In essence, do we in health care have a risk buried deep in our profession...the risk that we may function as a group that abdicates individual responsibility for the harm that we do and relies upon a false sense of beneficence that we have as a group to comfort us when mistakes do occur? If so, is it possible to change this structure? How can we be more like Hugh Thompson--unwilling to buy into the (1) abdication of responsibly and (2) the individual denial of reality? What characteristics make us different from the military men who acted at My Lai? How are we similar? Do we need to create systems that will modify "hard wired" behavior that is problematic? Do we need to change the entire belief system of health care?
Do we face the risk of being good people who cause bad things to happen without really being aware of the extent of injury?
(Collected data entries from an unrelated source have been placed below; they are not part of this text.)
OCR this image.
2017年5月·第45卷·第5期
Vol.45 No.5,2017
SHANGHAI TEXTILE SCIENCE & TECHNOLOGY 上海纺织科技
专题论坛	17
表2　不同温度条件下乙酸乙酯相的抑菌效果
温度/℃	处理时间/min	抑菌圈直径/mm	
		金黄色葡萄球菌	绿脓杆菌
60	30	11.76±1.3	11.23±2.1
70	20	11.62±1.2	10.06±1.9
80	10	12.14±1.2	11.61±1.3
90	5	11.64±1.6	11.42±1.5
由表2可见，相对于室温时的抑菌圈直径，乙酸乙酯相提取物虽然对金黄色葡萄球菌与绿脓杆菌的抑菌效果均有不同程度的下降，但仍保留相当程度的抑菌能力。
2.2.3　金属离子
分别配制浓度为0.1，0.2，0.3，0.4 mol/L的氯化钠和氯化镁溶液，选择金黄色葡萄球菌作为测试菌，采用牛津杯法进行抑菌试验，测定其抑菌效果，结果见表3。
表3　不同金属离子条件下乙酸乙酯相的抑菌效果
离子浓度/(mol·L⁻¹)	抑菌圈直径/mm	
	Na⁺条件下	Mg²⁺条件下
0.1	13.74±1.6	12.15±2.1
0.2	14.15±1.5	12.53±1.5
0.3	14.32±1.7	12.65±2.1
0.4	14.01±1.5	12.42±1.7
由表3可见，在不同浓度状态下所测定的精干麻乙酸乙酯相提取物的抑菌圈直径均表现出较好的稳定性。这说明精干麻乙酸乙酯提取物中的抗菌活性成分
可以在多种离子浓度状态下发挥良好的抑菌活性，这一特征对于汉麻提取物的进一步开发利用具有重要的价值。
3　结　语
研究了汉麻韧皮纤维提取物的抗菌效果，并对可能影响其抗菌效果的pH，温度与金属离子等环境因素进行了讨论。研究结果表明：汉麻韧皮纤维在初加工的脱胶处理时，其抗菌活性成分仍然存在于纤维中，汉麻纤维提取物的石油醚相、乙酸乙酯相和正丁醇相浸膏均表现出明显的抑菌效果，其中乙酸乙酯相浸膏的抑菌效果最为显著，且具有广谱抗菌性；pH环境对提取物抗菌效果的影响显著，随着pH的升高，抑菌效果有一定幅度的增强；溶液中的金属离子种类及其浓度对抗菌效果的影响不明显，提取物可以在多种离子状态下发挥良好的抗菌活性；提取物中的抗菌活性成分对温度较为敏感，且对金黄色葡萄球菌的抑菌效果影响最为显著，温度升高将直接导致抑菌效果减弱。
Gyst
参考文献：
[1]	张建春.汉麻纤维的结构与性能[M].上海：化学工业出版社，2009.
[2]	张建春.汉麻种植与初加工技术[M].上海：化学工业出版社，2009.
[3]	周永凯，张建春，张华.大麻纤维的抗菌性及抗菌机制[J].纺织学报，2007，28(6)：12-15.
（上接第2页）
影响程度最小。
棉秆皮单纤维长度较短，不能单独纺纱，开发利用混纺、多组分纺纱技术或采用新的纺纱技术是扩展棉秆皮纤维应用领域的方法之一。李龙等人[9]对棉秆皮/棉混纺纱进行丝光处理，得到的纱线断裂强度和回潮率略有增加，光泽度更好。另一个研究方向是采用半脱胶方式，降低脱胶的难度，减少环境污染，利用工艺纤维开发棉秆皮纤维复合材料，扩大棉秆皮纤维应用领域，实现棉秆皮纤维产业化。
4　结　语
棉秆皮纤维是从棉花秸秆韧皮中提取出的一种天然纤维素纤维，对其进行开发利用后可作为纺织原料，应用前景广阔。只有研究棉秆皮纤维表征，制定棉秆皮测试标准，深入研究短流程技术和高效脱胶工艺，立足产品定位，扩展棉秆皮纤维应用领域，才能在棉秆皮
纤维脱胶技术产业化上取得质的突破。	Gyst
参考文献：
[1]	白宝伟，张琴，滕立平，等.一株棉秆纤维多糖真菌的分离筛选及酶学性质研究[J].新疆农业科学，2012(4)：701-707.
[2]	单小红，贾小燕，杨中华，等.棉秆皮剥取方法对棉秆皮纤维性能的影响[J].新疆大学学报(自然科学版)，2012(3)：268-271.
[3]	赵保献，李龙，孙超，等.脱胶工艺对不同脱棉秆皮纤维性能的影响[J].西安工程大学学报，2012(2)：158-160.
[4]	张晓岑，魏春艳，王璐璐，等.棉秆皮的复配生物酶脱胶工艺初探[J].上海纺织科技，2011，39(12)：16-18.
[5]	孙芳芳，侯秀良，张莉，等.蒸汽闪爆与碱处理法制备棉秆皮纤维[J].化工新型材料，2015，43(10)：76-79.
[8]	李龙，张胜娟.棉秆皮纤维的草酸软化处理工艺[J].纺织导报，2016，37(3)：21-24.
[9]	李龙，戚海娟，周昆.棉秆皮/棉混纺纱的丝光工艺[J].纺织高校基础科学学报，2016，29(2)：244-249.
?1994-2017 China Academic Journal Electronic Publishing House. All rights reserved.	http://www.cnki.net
And, most importantly, can we, as a group, change our system of care so that harm does not occur?
My final question, "Can we learn from Peck about the human condition, and take steps to improve our systems of health care?
Lots of questions....no answers from me. The answers are yours.
Absolutely fascinating post. I was very struck by Scott Peck's chapter on the My Lai massacre when I read his book a couple of years ago and have often seen (thankfully much less atrocious) parallels in society since. All who work for big institutions need to think these things through.